TORINO – «Non sopporto più i colleghi che si propongono come gli unici eroi che lottano per il bene, mentre tutto attorno c’è il male, loro sono una sorta di Giovanna d’Arco, alla continua denuncia dell’isolamento in cui si trovano, che peraltro non ha nulla di eccezionale, ma è una condizione tipica del nostro lavoro. Non sopporto l’andare in piazza per raccogliere firme di solidarietà». Così il procuratore della Repubblica di Torino, Armando Spataro, intervenendo ad un convegno sul rapporto tra Giustizia e informazione a palazzo di giustizia torinese.
Spataro si è scagliato contro «un certo protagonismo dei magistrati», osservando: «E’ una fortuna che sia finita l’era Mani Pulite e l’era Di Pietro. Rammento i giornalisti a frotte dietro i pubblici ministeri nei corridoi e devo dire che alla fine qualche collega era più convinto dell’importanza della notizia in prima pagina che non dell’esito del processo».
«Badate bene non sto contestando il diritto e il dovere del magistrato di intervenire nel dibattivo civile. – ha ammonito Spataro – E’ giusto che si intervenga, senza però dare alcun segnale di dipendenza o vicinanza politica. Il ministro Rognoni parlò a suo tempo di protagonismo virtuoso, che vuol dire fornire il proprio contributo di tecnico».

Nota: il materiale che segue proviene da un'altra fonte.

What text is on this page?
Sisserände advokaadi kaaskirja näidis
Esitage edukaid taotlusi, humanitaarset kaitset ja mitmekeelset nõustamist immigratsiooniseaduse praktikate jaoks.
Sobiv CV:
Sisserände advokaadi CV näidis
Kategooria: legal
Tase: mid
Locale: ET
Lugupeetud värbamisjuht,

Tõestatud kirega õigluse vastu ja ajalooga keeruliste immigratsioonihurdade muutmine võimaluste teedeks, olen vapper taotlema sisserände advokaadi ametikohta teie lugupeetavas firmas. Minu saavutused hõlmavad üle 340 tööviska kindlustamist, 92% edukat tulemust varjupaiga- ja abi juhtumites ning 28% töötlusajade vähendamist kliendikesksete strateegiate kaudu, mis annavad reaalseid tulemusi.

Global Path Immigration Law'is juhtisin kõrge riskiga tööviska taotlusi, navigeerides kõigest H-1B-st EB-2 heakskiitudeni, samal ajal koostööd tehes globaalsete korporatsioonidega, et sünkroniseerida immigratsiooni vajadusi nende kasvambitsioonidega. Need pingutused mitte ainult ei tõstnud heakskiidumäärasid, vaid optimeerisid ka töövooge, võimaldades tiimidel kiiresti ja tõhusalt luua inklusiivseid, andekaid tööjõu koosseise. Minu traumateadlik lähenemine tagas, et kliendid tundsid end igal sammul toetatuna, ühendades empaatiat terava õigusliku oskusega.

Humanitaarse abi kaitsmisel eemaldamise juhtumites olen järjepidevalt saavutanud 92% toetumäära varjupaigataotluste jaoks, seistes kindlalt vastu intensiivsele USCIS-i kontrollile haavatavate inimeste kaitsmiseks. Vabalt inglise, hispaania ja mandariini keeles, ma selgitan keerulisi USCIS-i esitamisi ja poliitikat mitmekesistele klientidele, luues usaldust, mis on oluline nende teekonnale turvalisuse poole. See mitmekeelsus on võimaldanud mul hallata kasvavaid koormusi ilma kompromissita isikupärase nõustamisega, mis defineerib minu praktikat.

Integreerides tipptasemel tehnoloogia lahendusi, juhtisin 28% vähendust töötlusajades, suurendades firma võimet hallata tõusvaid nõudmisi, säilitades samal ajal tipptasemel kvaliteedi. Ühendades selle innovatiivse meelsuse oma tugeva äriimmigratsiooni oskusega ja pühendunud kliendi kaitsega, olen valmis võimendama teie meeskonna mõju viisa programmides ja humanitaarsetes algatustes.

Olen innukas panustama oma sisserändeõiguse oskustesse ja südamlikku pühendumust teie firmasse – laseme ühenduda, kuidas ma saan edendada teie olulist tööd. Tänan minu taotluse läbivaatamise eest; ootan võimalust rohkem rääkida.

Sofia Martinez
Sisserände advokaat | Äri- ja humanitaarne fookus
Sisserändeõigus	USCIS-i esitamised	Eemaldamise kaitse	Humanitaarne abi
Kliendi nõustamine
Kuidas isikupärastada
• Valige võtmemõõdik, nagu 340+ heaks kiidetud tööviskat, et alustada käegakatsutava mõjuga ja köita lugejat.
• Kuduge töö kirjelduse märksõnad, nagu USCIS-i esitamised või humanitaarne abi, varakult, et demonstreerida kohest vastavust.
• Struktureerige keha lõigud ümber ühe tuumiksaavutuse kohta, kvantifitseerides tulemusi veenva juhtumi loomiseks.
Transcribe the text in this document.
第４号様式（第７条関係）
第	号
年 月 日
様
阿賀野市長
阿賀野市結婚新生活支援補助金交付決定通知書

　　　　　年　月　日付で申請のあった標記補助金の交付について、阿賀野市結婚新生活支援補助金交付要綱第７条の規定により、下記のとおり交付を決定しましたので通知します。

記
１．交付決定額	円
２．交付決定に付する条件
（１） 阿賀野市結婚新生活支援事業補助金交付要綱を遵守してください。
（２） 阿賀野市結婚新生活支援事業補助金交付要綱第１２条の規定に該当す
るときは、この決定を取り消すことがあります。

Poi Spataro ha fornito un catalogo di protagonismo poco virtuoso dei magistrati. C’è il caso del magistrato che ha «persino sostenuto a Palermo, dopo aver letto una sentenza che disattendeva le sue conclusioni, che se lui fosse stato un professore avrebbe dato 4 a quei giudici, dicendo che il Csm avrebbe dovuto valutare, al fine di designare il procuratore di Palermo, il grado di condivisione dei candidati dell’impostazione del processo sulla trattativa (Stato-Mafia, ndr). Mi sembra una impostazione inaccettabile» ha detto Spataro.
«Poi c’è il caso di quei pubblici ministeri che a distanza di 20 anni dall’inizio dei processi di mafia al Nord, dicono `finalmente arrivo io e indago sulle infiltrazioni di mafia al Nord´ o i continui riferimenti a entità esterne, ai poteri forti» ha elencato Spataro, secondo cui «il vizio più pesante» che affligge la categoria «è la tendenza a proporsi come moralisti o storici, come se toccasse ai magistrati moralizzare la società o ricostruire un pezzo di storia».